Le village des nécropoles de Thèbes à
Deir el-Medineh, commencé peut-être par
Touthmosis Ier. (1530-1520 av. J.-C.), avait un schéma traditionnel à
angles droits avec des habitations standard en série, semblable à celui
de Tell el-Amarna, mais les modifications et les
agrandissements qui suivirent l'ont notablement transformé, en l'agrandissant
d'un long losange que coupe une artère principale en baïonnette parmi une
forêt chaotique de maisons de surface et de conformation diverses.
L'organisation sociale de Deir el-Medineh, qui
devait être peu dissemblable de celle des autres bourgades artisanales,
industrielles et agricoles, est très intéressante. . La population est
organisée avec deux maires-directeurs assistés d'un conseil d'artisans
et d'ouvriers avec une administration autonome. Aux experts en architecture,
sculpture, peinture, dessin, se joignent des scribes, des ouvriers
spécialisés, des manoeuvres, terrassiers, petits entrepreneurs, experts
maîtres-maçons et, enfin, les préposés aux services courants tels que:
les porteurs d'eau, car cette zone déserte n'avait que peu de puits de dépôt;
les gardiens qui conduisaient le bétail aux pâturages de la vallée; les
chasseurs; les blanchisseurs, etc. Tous étaient associés en petites
communautés homogènes, avec leurs propres prêtres et leurs chapelles
construites autour de la citadelle. Des trois côtés de la bourgade, sur
de pratiques places en pente, cette population au labeur précieux et
hautement rémunéré, se permettait des tombeaux plus riches que ceux des
princes.
Un sentier tracé dans le désert rocheux, et muni de postes de
récupération et de dépôts d'eau, menait les ouvriers aux différentes
nécropoles.
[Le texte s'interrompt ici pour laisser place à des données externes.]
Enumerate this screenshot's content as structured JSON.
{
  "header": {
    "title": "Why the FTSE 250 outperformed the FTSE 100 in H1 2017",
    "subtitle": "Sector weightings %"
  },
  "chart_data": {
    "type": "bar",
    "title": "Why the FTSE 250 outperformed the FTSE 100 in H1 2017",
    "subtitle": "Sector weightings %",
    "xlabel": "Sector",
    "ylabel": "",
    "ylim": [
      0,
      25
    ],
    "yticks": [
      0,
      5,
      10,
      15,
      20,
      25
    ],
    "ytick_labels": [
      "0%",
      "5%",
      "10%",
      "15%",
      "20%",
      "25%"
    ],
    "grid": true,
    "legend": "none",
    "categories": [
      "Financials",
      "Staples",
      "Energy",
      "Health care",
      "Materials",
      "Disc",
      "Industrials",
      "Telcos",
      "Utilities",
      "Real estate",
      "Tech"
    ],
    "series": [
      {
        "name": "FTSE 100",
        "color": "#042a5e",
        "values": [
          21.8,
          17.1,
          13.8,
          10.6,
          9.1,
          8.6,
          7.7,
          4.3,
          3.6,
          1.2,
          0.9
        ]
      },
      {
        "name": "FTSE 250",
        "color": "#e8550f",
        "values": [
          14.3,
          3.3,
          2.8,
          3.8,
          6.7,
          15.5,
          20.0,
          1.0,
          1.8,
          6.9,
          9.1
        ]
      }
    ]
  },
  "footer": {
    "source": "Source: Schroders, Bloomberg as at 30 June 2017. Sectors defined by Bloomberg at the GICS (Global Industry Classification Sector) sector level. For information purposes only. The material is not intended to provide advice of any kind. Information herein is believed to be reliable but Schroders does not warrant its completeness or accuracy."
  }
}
Dans la Vallée des Rois, le poste de récupération devenait
un véritable hôtel pouvant abriter des groupes d'artisans qui se relayaient
en continuité pour le travail dans les cas d'urgence dans les consignes.
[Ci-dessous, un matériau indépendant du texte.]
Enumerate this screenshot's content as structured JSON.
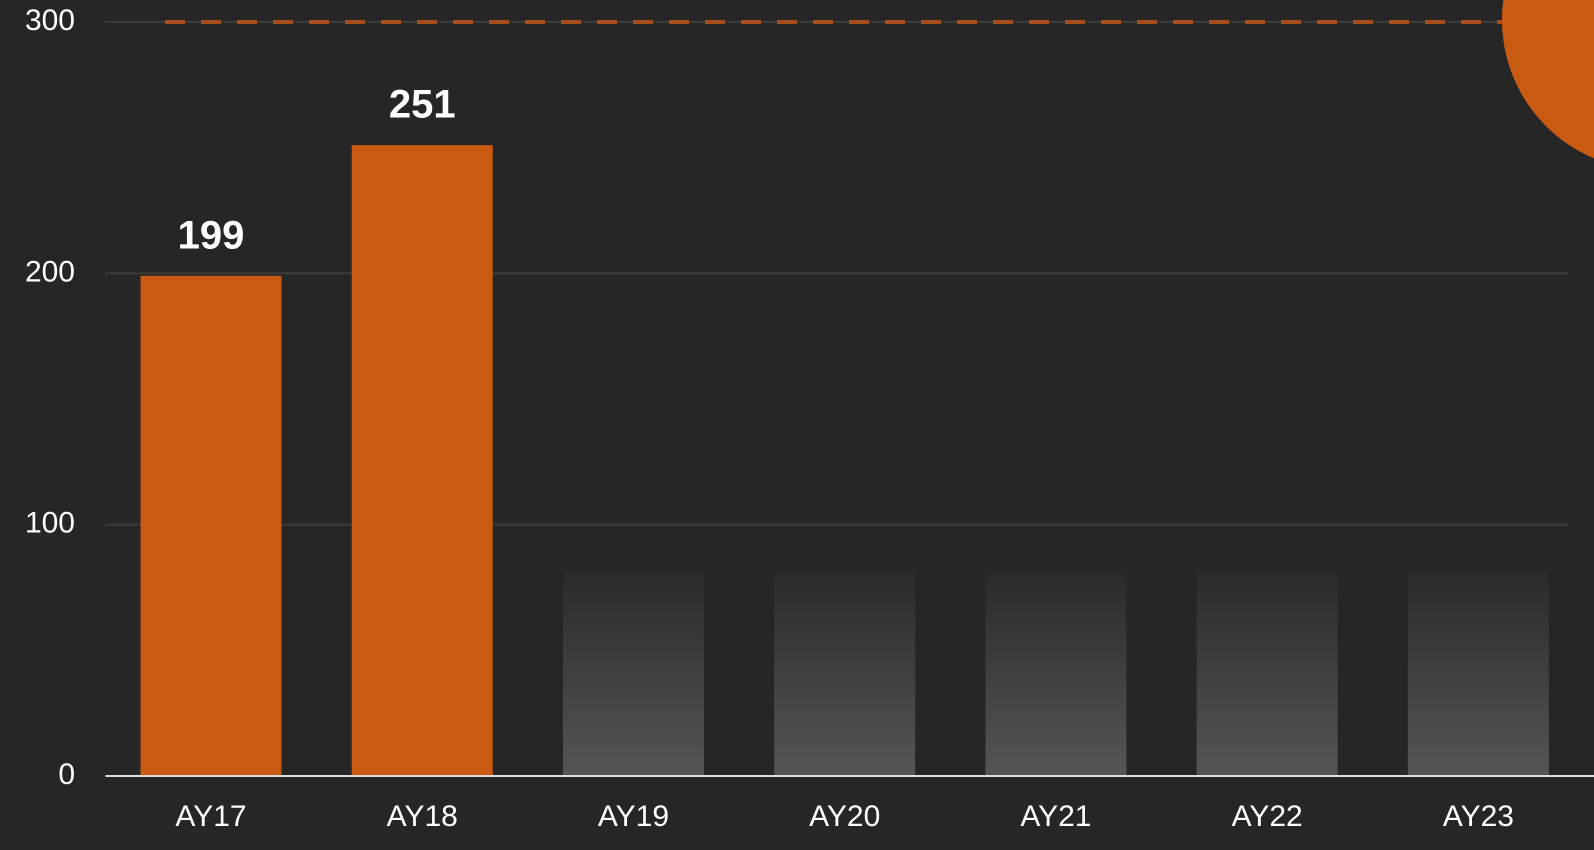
{
  "chart_data": {
    "type": "bar",
    "categories": [
      "AY17",
      "AY18",
      "AY19",
      "AY20",
      "AY21",
      "AY22",
      "AY23"
    ],
    "values": [
      199,
      251,
      null,
      null,
      null,
      null,
      null
    ],
    "color": "#c85a12",
    "ylim": [
      0,
      300
    ],
    "yticks": [
      0,
      100,
      200,
      300
    ],
    "grid": true,
    "reference_line": 300
  }
}
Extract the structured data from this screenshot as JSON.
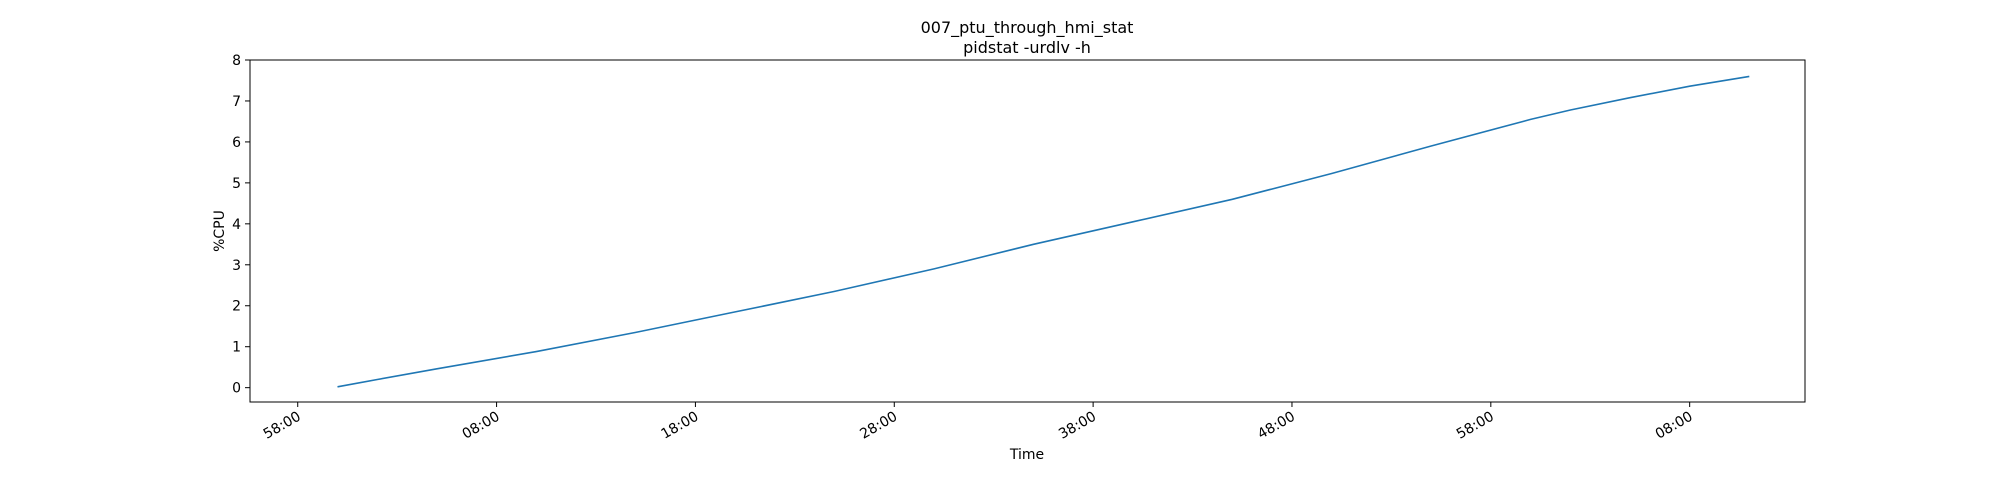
{
  "chart_data": {
    "type": "line",
    "title": "007_ptu_through_hmi_stat",
    "subtitle": "pidstat -urdlv -h",
    "xlabel": "Time",
    "ylabel": "%CPU",
    "ylim": [
      -0.35,
      8.0
    ],
    "xlim": [
      -4.4,
      73.8
    ],
    "yticks": [
      0,
      1,
      2,
      3,
      4,
      5,
      6,
      7,
      8
    ],
    "xticks": [
      {
        "value": -2,
        "label": "58:00"
      },
      {
        "value": 8,
        "label": "08:00"
      },
      {
        "value": 18,
        "label": "18:00"
      },
      {
        "value": 28,
        "label": "28:00"
      },
      {
        "value": 38,
        "label": "38:00"
      },
      {
        "value": 48,
        "label": "48:00"
      },
      {
        "value": 58,
        "label": "58:00"
      },
      {
        "value": 68,
        "label": "08:00"
      }
    ],
    "grid": false,
    "color": "#1f77b4",
    "series": [
      {
        "name": "",
        "x": [
          0,
          2,
          5,
          10,
          15,
          20,
          25,
          30,
          35,
          40,
          45,
          50,
          55,
          60,
          62,
          65,
          68,
          71
        ],
        "y": [
          0.02,
          0.2,
          0.46,
          0.88,
          1.35,
          1.85,
          2.35,
          2.9,
          3.5,
          4.05,
          4.6,
          5.23,
          5.9,
          6.55,
          6.78,
          7.08,
          7.36,
          7.6
        ]
      }
    ]
  }
}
Les travaux étaient négociés entre les directeurs-commissaires,
assistés du conseil, et le client. On établissait dans le contrat les
temps de travail et les salaires, d'après des projets bien définis aussi
pour les décorations, projets qui étaient ensuite mis à exécution par
les artisans intéressés. Le Conseil, en outre, pourvoyait à la programmation
ainsi qu'à la distribution des tâches et des salaires. Le contremaître de
chaque groupe avait son registre de travail, où il annotait entre autres
les motifs d'absence au travail qui pouvaient être la maladie et jusqu'à
la tête de la mère ou une dispute avec son épouse! Les jours de liberté
étaient nombreux puisque chaque "semaine" (alors de dix jours) il y en
avait deux de repos, et qu'à ceux-ci s'ajoutaient des permissions spéciales
à l'occasion de "nécessités" où alors on avait quatre jours qui permettaient
d'aller voir des parents lointains. Le salaire était calculé sur la base
d'un "litre" d'huile convertible en denrées diverses: bière, légumes,
vêtements, sandales, ou même onguents ou parfums; et lorsqu'il n'était
pas rémunéré en nature il était réglé en monnaie de cuivre. Si les logements
n'étaient plus suffisants, les travailleurs " se couchaient ", c'est-à-dire
qu'ils se mettaient en grève; et il est indubitable qu'ils étaient tout
de suite satisfaits, vu la nécessité et même l'indispensabilité de leur
travail. Les litiges ou les sanctions éventuels étaient soumis à la
décision d'un tribunal d'ouvriers que présidait un contremaître. La cause
était discutée en première instance devant le Conseil qui rendait sa
sentence au nom du Roi. Il était possible de faire appel auprès du Vice-roi
ou du Pharaon lui-même. Ces derniers intervenaient aussi dans des questions
de grande importance et de haute surveillance. L'alimentation était basée
sur la viande: de bœuf, de porc, de gazelle, d'antilope et même de hyène
(le bétail était capturé ou acheté et mis à l'engrais); puis venaient:
des oiseaux bouillis ou rôtis, des oignons, haricots, lentilles, des fruits
tels que dattes, figues, abricots, grenades et caroubes. Les gâteaux étaient
à base de miel. Les boissons: petit lait, vin et surtout bière.